The matter of injuries of a mental or emotional nature arises in tort actions founded in negligence and in actions under the tort of intentional infliction of emotional distress, (see note 2, supra). In the absence of a textually demonstrable legislative intent to exclude from compensability those accidental injuries that result in mental harm alone and in the lack of a definitive answer in our Workers' Compensation cases, we turn to tort cases.

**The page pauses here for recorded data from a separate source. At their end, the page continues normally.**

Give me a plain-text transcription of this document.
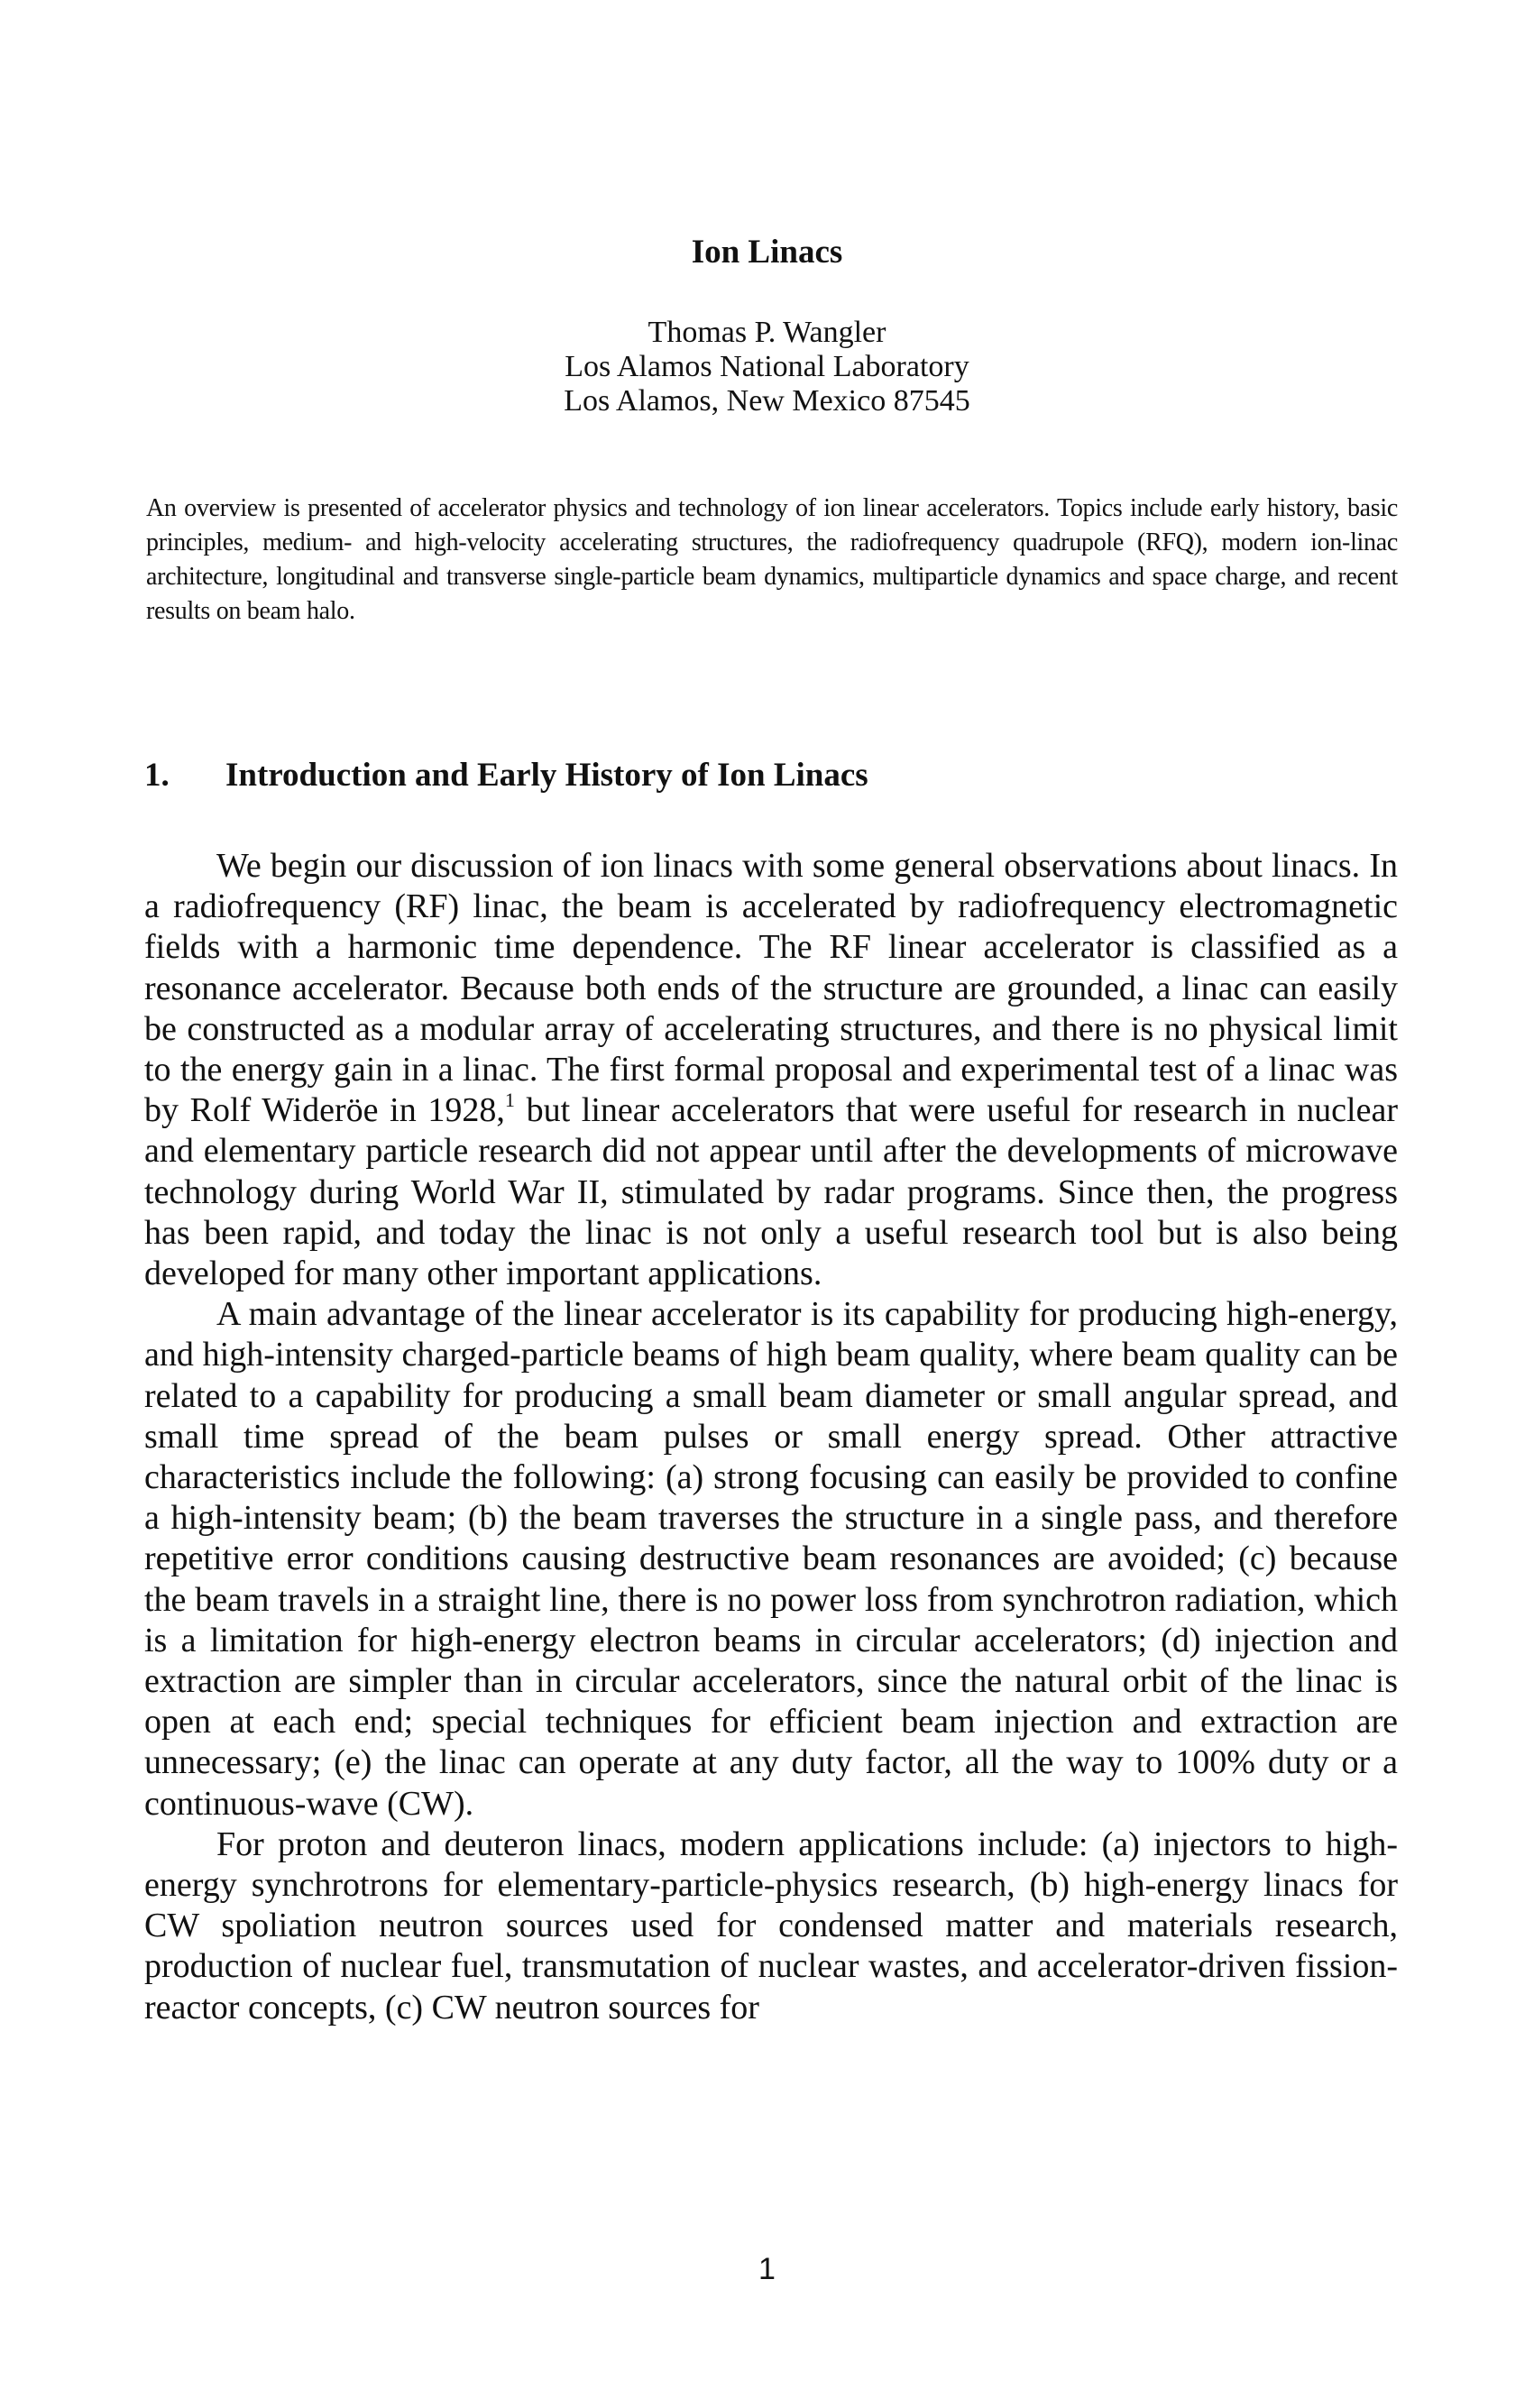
Ion Linacs
Thomas P. Wangler
Los Alamos National Laboratory
Los Alamos, New Mexico 87545
An overview is presented of accelerator physics and technology of ion linear accelerators. Topics include early history, basic principles, medium- and high-velocity accelerating structures, the radiofrequency quadrupole (RFQ), modern ion-linac architecture, longitudinal and transverse single-particle beam dynamics, multiparticle dynamics and space charge, and recent results on beam halo.
1.	Introduction and Early History of Ion Linacs

We begin our discussion of ion linacs with some general observations about linacs. In a radiofrequency (RF) linac, the beam is accelerated by radiofrequency electromagnetic fields with a harmonic time dependence. The RF linear accelerator is classified as a resonance accelerator. Because both ends of the structure are grounded, a linac can easily be constructed as a modular array of accelerating structures, and there is no physical limit to the energy gain in a linac. The first formal proposal and experimental test of a linac was by Rolf Wideröe in 1928,$^1$ but linear accelerators that were useful for research in nuclear and elementary particle research did not appear until after the developments of microwave technology during World War II, stimulated by radar programs. Since then, the progress has been rapid, and today the linac is not only a useful research tool but is also being developed for many other important applications.

A main advantage of the linear accelerator is its capability for producing high-energy, and high-intensity charged-particle beams of high beam quality, where beam quality can be related to a capability for producing a small beam diameter or small angular spread, and small time spread of the beam pulses or small energy spread. Other attractive characteristics include the following: (a) strong focusing can easily be provided to confine a high-intensity beam; (b) the beam traverses the structure in a single pass, and therefore repetitive error conditions causing destructive beam resonances are avoided; (c) because the beam travels in a straight line, there is no power loss from synchrotron radiation, which is a limitation for high-energy electron beams in circular accelerators; (d) injection and extraction are simpler than in circular accelerators, since the natural orbit of the linac is open at each end; special techniques for efficient beam injection and extraction are unnecessary; (e) the linac can operate at any duty factor, all the way to 100% duty or a continuous-wave (CW).

For proton and deuteron linacs, modern applications include: (a) injectors to high-energy synchrotrons for elementary-particle-physics research, (b) high-energy linacs for CW spoliation neutron sources used for condensed matter and materials research, production of nuclear fuel, transmutation of nuclear wastes, and accelerator-driven fission-reactor concepts, (c) CW neutron sources for

1
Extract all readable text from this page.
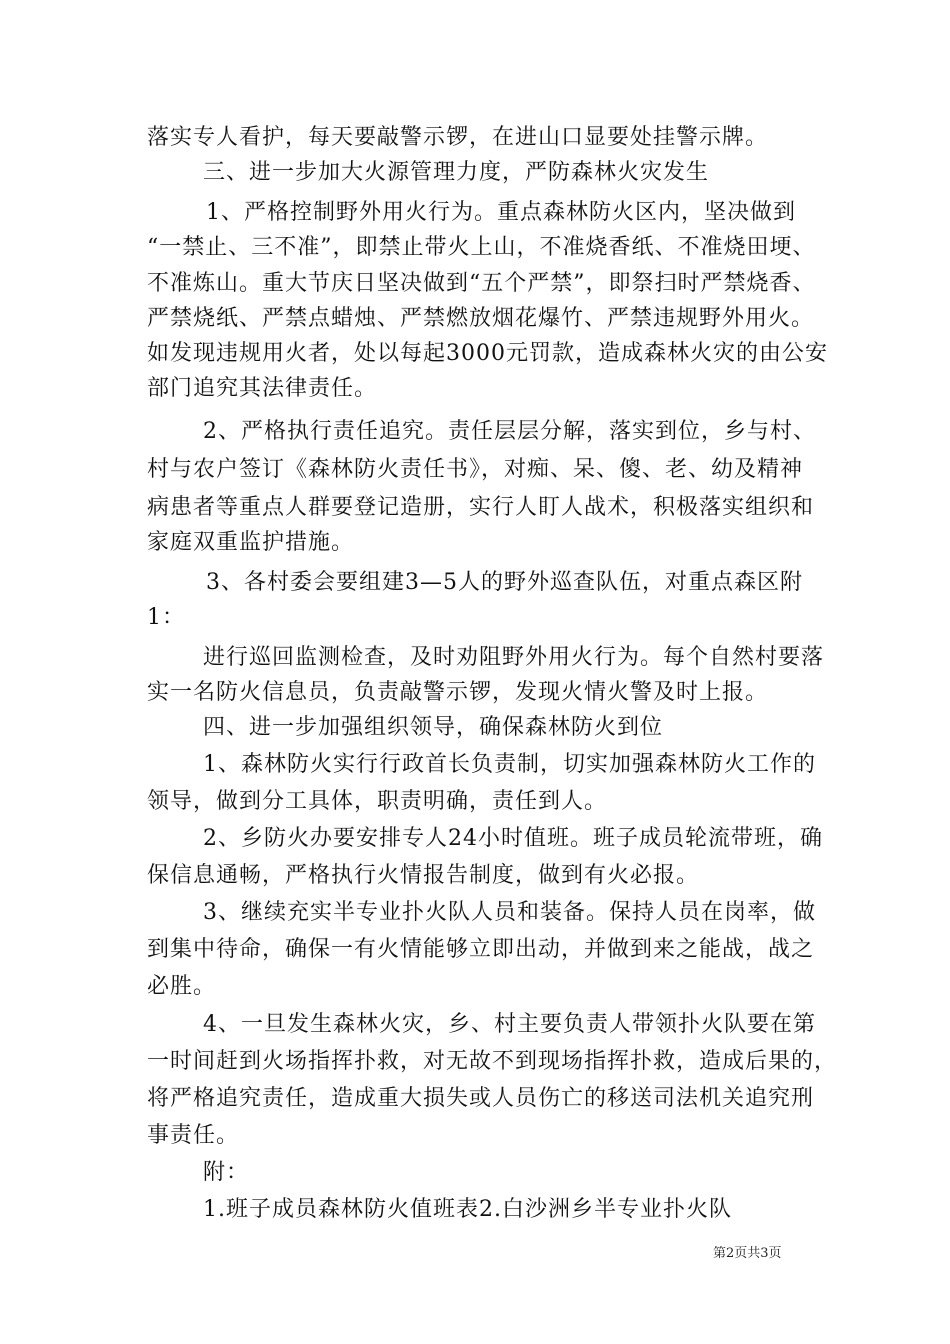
落实专人看护，每天要敲警示锣，在进山口显要处挂警示牌。
三、进一步加大火源管理力度，严防森林火灾发生
1、严格控制野外用火行为。重点森林防火区内，坚决做到
“一禁止、三不准”，即禁止带火上山，不准烧香纸、不准烧田埂、
不准炼山。重大节庆日坚决做到“五个严禁”，即祭扫时严禁烧香、
严禁烧纸、严禁点蜡烛、严禁燃放烟花爆竹、严禁违规野外用火。
如发现违规用火者，处以每起3000元罚款，造成森林火灾的由公安
部门追究其法律责任。
2、严格执行责任追究。责任层层分解，落实到位，乡与村、
村与农户签订《森林防火责任书》，对痴、呆、傻、老、幼及精神
病患者等重点人群要登记造册，实行人盯人战术，积极落实组织和
家庭双重监护措施。
3、各村委会要组建3—5人的野外巡查队伍，对重点森区附
1：
进行巡回监测检查，及时劝阻野外用火行为。每个自然村要落
实一名防火信息员，负责敲警示锣，发现火情火警及时上报。
四、进一步加强组织领导，确保森林防火到位
1、森林防火实行行政首长负责制，切实加强森林防火工作的
领导，做到分工具体，职责明确，责任到人。
2、乡防火办要安排专人24小时值班。班子成员轮流带班，确
保信息通畅，严格执行火情报告制度，做到有火必报。
3、继续充实半专业扑火队人员和装备。保持人员在岗率，做
到集中待命，确保一有火情能够立即出动，并做到来之能战，战之
必胜。
4、一旦发生森林火灾，乡、村主要负责人带领扑火队要在第
一时间赶到火场指挥扑救，对无故不到现场指挥扑救，造成后果的，
将严格追究责任，造成重大损失或人员伤亡的移送司法机关追究刑
事责任。
附：
1.班子成员森林防火值班表2.白沙洲乡半专业扑火队
第2页共3页
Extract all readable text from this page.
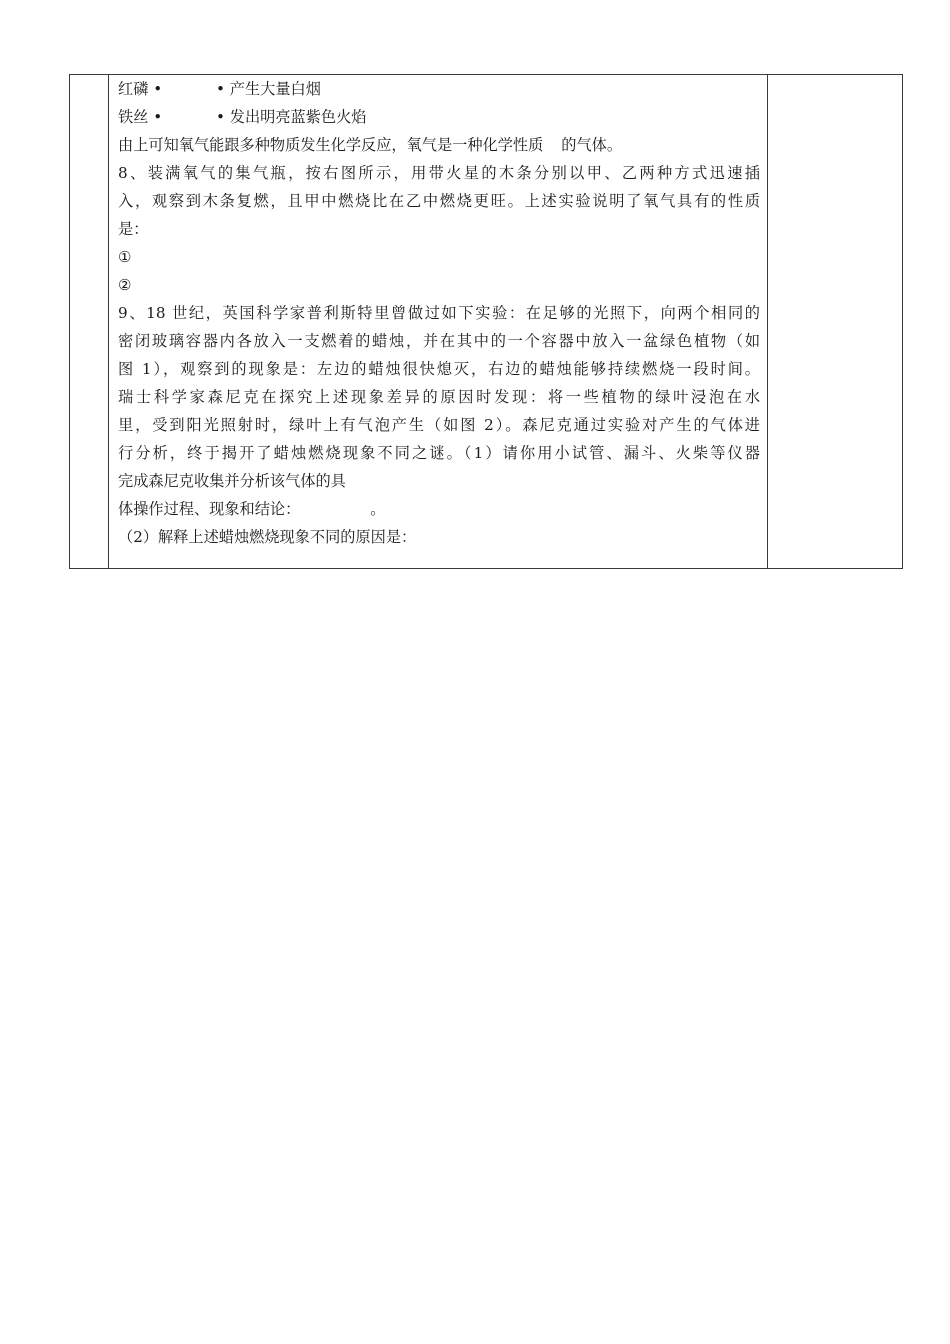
红磷 •	• 产生大量白烟
铁丝 •	• 发出明亮蓝紫色火焰
由上可知氧气能跟多种物质发生化学反应，氧气是一种化学性质 的气体。
8、装满氧气的集气瓶，按右图所示，用带火星的木条分别以甲、乙两种方式迅速插
入，观察到木条复燃，且甲中燃烧比在乙中燃烧更旺。上述实验说明了氧气具有的性质
是：
①
②
9、18 世纪，英国科学家普利斯特里曾做过如下实验：在足够的光照下，向两个相同的
密闭玻璃容器内各放入一支燃着的蜡烛，并在其中的一个容器中放入一盆绿色植物（如
图 1），观察到的现象是：左边的蜡烛很快熄灭，右边的蜡烛能够持续燃烧一段时间。
瑞士科学家森尼克在探究上述现象差异的原因时发现：将一些植物的绿叶浸泡在水
里，受到阳光照射时，绿叶上有气泡产生（如图 2）。森尼克通过实验对产生的气体进
行分析，终于揭开了蜡烛燃烧现象不同之谜。（1）请你用小试管、漏斗、火柴等仪器
完成森尼克收集并分析该气体的具
体操作过程、现象和结论：	。
（2）解释上述蜡烛燃烧现象不同的原因是：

We culled the following cases: City Pass. Ry. Co. v. Kemp., 61 Md. 74(1883); P., B. & W. R. Co. v. Mitchell, 107 Md. 600, 69 A. 422(1908); Green v. Shoemaker, 111 Md. 69, 73 A. 688(1909); Balt. & Ohio R.R. Co. v. Harris, 121 Md. 254, 88 A. 282(1913); Patapsco Loan Co. v. Hobbs, 129 Md. 9, 98 A. 239(1916); Tea Company v. Roch, 160 Md. 189, 153 A. 22(1931); Bowman v. Williams, 164 Md. 397, 165 A. 182(1933); Mahnke v. Moore, 197 Md. 61, 77 A.2d 923(1951); Vance v. Vance, 286 Md. 490, 408 A.2d 728(1979).


In Kemp, 61 Md. at 81, the Court referred to the general rule that


in actions of tort [founded on negligence] the wrong-doer is liable for all the direct injury resulting from his wrongful act, and that too although the extent or special nature of the resulting injury could not, with certainty, have been foreseen or contemplated as the probable result of the act done.